Meckelfeld. Der Hamburger Philipp Sonnenfeld ist Eigentümer der nach seinem Familiennamen benannten Kleingartenanlage in Meckelfeld. Nach 30 Jahren läuft nun der Vertrag der Pächter aus und soll nicht verlängert werden. Das Land soll bebaut werden, was die Politik fraktionsübergreifend ablehnt. Er will trotzdem die Räumung – und vielleicht irgendwann bauen. Die Kleingärtner haben sich am Mittwoch vor ihren Parzellen versammelt, um ihren Unmut kundzutun. Auch ein unnachgiebiger Philipp Sonnenfeld ist anwesend. Dann platzt die Bombe. Nicht nur ihn überrascht der Sondermüll. Liegen Asbest, Quecksilber und Teer in einer alten Grube unter dem Idyll vergraben?

Kleingärten sollen weg, eine Ausweisfläche gibt es nicht

Hochgewachsene Hecken rahmen die Parzellen der Kleingärtner ein. Jahrzehntelang gewachsene Obstbäume, Sträucher und Blumen schmücken die Kleingärten. Hütten, Lauben, Pavillons – ja sogar Pools und Gewächshäuser sind vereinzelt zu entdecken – wurden für teures Geld errichtet.
Eine Lebensaufgabe, für manchen sein Lebenswerk, wie im Gespräch mit Hans Wilhelm deutlich wird, der seine Anlage seit 20 Jahren bewirtschaftet. „Laube, Pavillon, Gehwegplatten, zwei Teiche mit Goldfischen und die Obstbäume. Alles soll verschwinden“, erklärt der Senior. Seine Stimme zittert, ihm sind Ärger und Verzweiflung deutlich anzusehen. „Ich muss alles entsorgen.“ Eine Ausweichfläche gebe es nicht. Auch alle Kabel müssten ausgegraben werden. „Zuerst sollten wir auch noch alle Baumstümpfe ausgraben, jetzt sollen sie ebenerdig abgesägt sein, sodass ein Rasenmäher darüber fahren kann“, sagt Wilhelm und lacht bitter. „Der will das Grundstück in einem besseren Zustand zurück, als wir es damals von seinem Großvater bekommen haben!“

Nicht mehr als ein Pyrrhussieg

Das Grundstück hat insgesamt 22 200 Quadratmeter. Es ist unmöglich zu sagen, wie viele Stunden Arbeit die Pächter in ihre grünen Oasen gesteckt haben. Sie sind heute zur Rettung angetreten. Doch es ist nur ein letzter verzweifelter Versuch, die Katastrophe noch abzuwenden. Das Tor zur Anlage ist aus Metall und mit „KV zum Sonnenfeld 1993“ überschrieben. Die Buchstaben sind genauso aus Metall, wie die darüber thronenden stählernen Sonnenstrahlen, die irgendwie die Unbeugsamkeit der Meckelfelder symbolisieren. Auch der Rat ist fraktionsübergreifend anwesend und stellt sich hinter die Kleingärtner. Die Politiker schließen durchweg eine Bebauung aus und machen deutlich, dass es nicht mal einen Bebauungsplan gebe.
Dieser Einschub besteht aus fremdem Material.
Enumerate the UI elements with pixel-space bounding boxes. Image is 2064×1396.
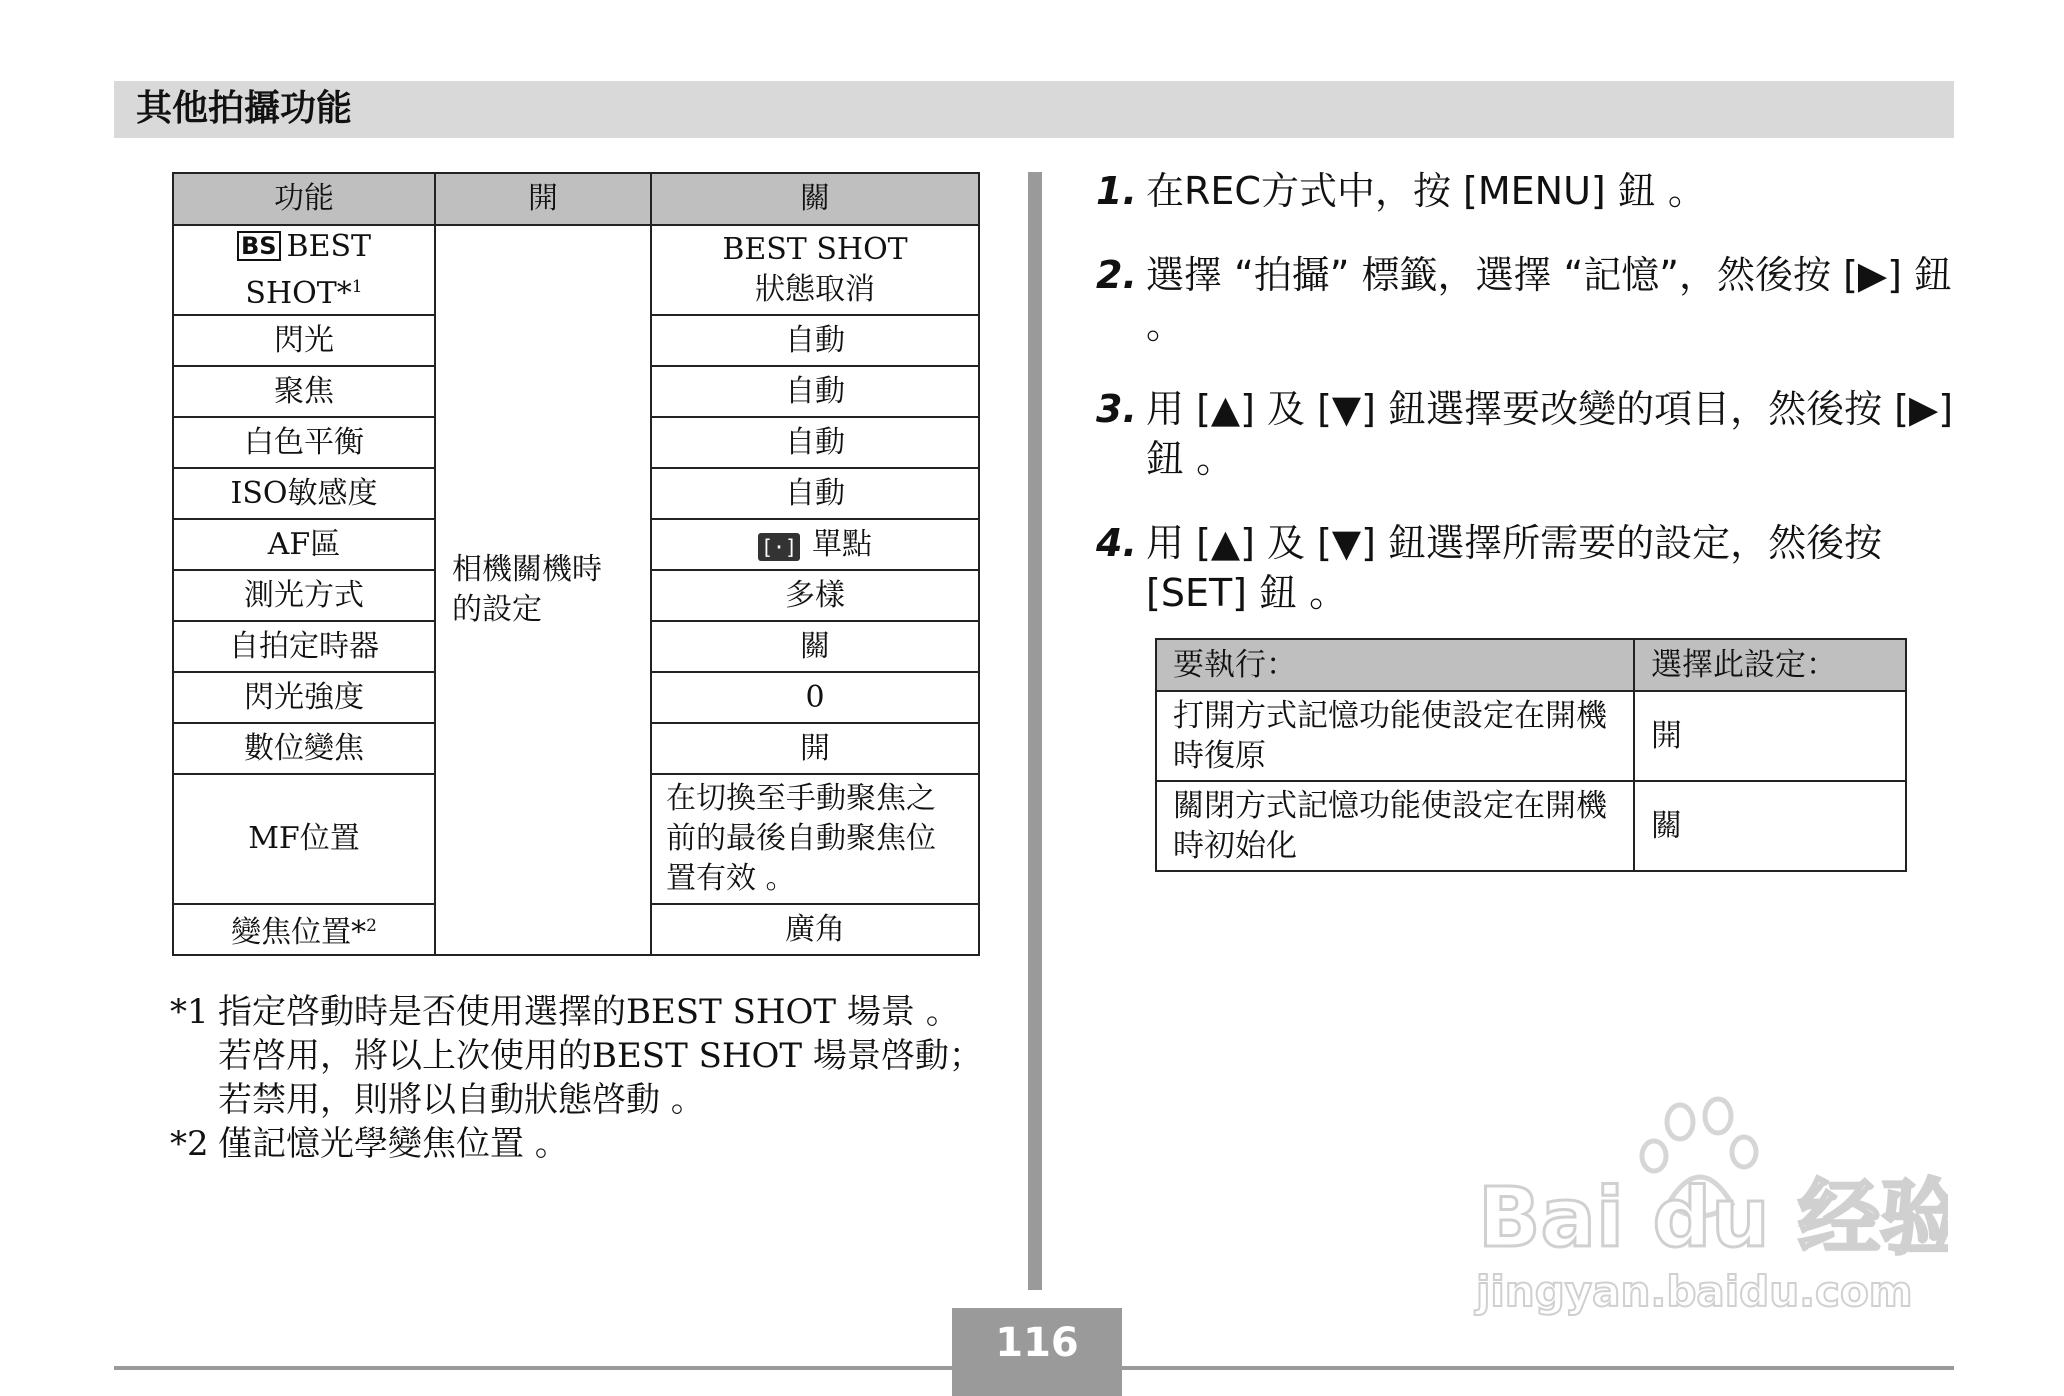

Für Eigentümer Philipp Sonnenfeld scheint nicht mehr als ein Pyrrhussieg in Aussicht. Dennoch hält er stur am Abriss fest. Für ihn, vielleicht für alle, wird es später noch etwas mehr zu schlucken geben.

Manuela Bunde von der SPD erläutert weitere Hintergründe: „Das ist ursprünglich schon eine Ausgleichsfläche gewesen, die der Großvater damals geschaffen hat, weil er einen Wald gerodet hat.“ Parteigenosse Ulrich Saug ergänzt: „Der Flächennutzungsplanlan gilt, den kann man nicht einfach aushebeln.“ Die Freien Wähler um Angelika Gaertner hatten die Aktion initiiert. Der Kleingartenverein war an die Partei herangetreten und hatte um Unterstützung gebeten. Auch Gaertner macht eine klare Ansage: „Die Fläche bleibt grün!“ Ortsbürgermeister Peter Langenbeck (CDU) bestätigt das, räumt jedoch ein: „Der Drops ist gelutscht. Zwei Gerichtsprozesse wurden verloren und 2023 ist Schluss.“

Die Nerven liegen blank

Alle Appelle nützen nichts. Philipp Sonnenfeld steht lächelnd in der Mitte und alles scheint an ihm abzuprallen. Der laut seinem Instagram-Profil 27-Jährige meint, er habe dem Verein zwei Verlängerungen angeboten, die ausgeschlagen worden seien. „Ich verstehe, was Sie wollen. Aber da komme ich nicht hin“, versucht er es mit einem Hauch Verständnis.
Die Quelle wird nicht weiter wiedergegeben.